Unipalm was a U.K.-based company that operated between 1986 and 2003 that specialised in networking different computers together using TCP/IP technology and was an early promoter of internet technology.

==History==
Unipalm Ltd was founded as a software reseller in Cambridge in 1986 by Peter Dawe, later forming PIPEX in 1990, as the first commercial ISP in the UK. In its very early days, their office was in Hardwick, Cambridgeshire (UK)

In March 1994 Unipalm Group Plc floated on the London Stock Exchange, the purpose of the flotation was to expand the growth of The Public I.P. Exchange Ltd (Pipex).
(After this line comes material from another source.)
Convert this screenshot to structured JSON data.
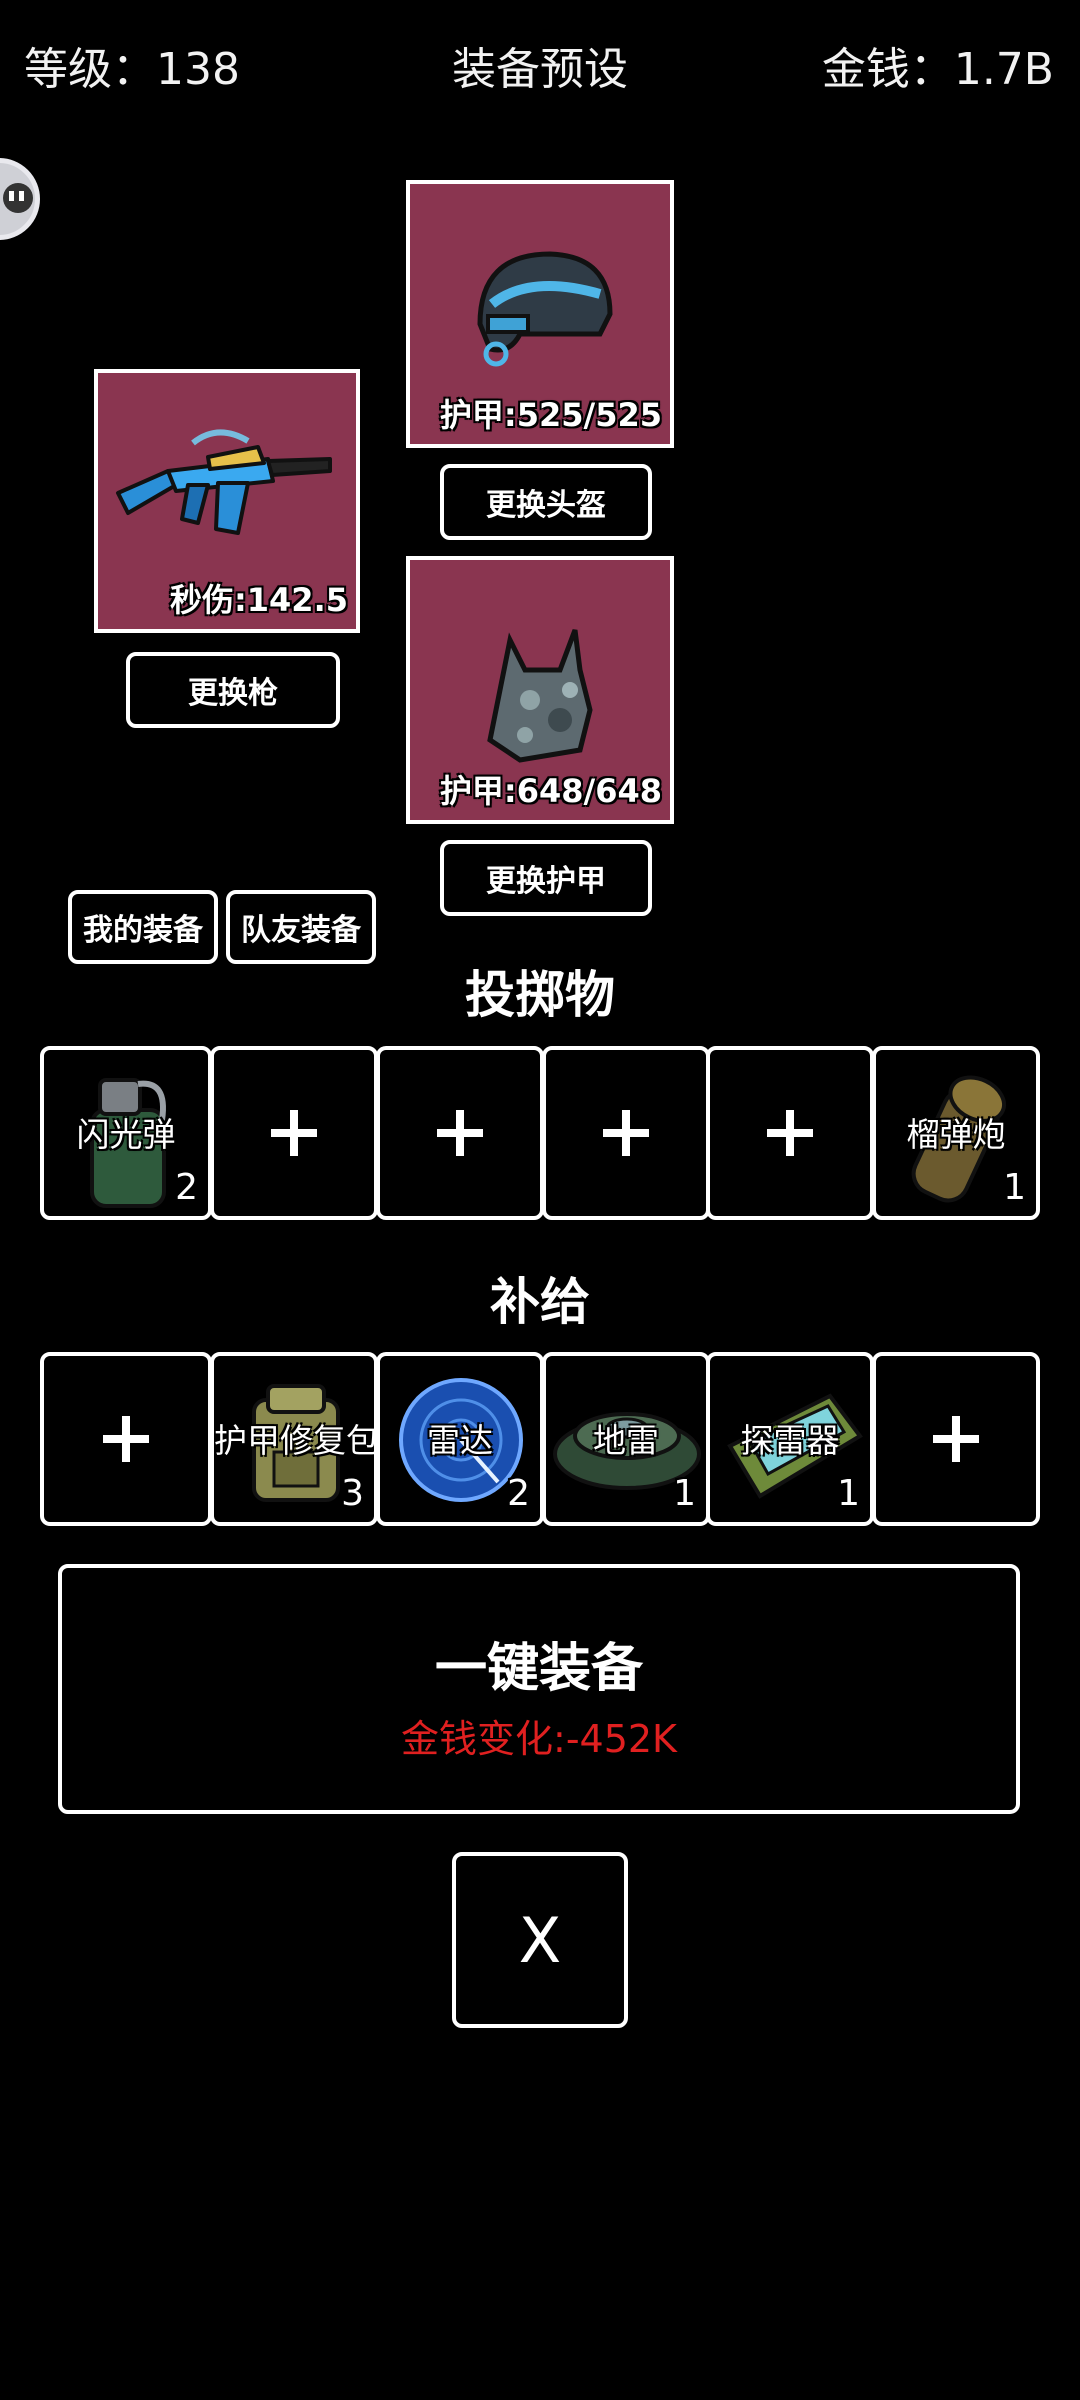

In July 1995 the company changed its trading name to Unipalm-Pipex.

Unipalm PIPEX was sold to UUNet in November 1995 for GBP150 million, where it became UUNET/PIPEX. Dawe became Head of European Operations for UUNet Inc., with over 400 staff. Dawe left UUNet in July 1996. In 1996 it was reported that Unipalm-Pipex was the largest internet service provider in Europe.

In December 1996, Mark Norman led a successful management buy out of Unipalm. This re-established Unipalm as a separate company, moving location to offices in Newmarket, Suffolk. The company focussed on IP software distribution and services. In May 2000, German based company Computerlinks AG acquired 100% of the shares of Unipalm.

The company maintained a high level of independence until 2003 when the Unipalm name was dropped and began trading as Computerlinks UK. Unipalm changed its name to Computerlinks in 2006.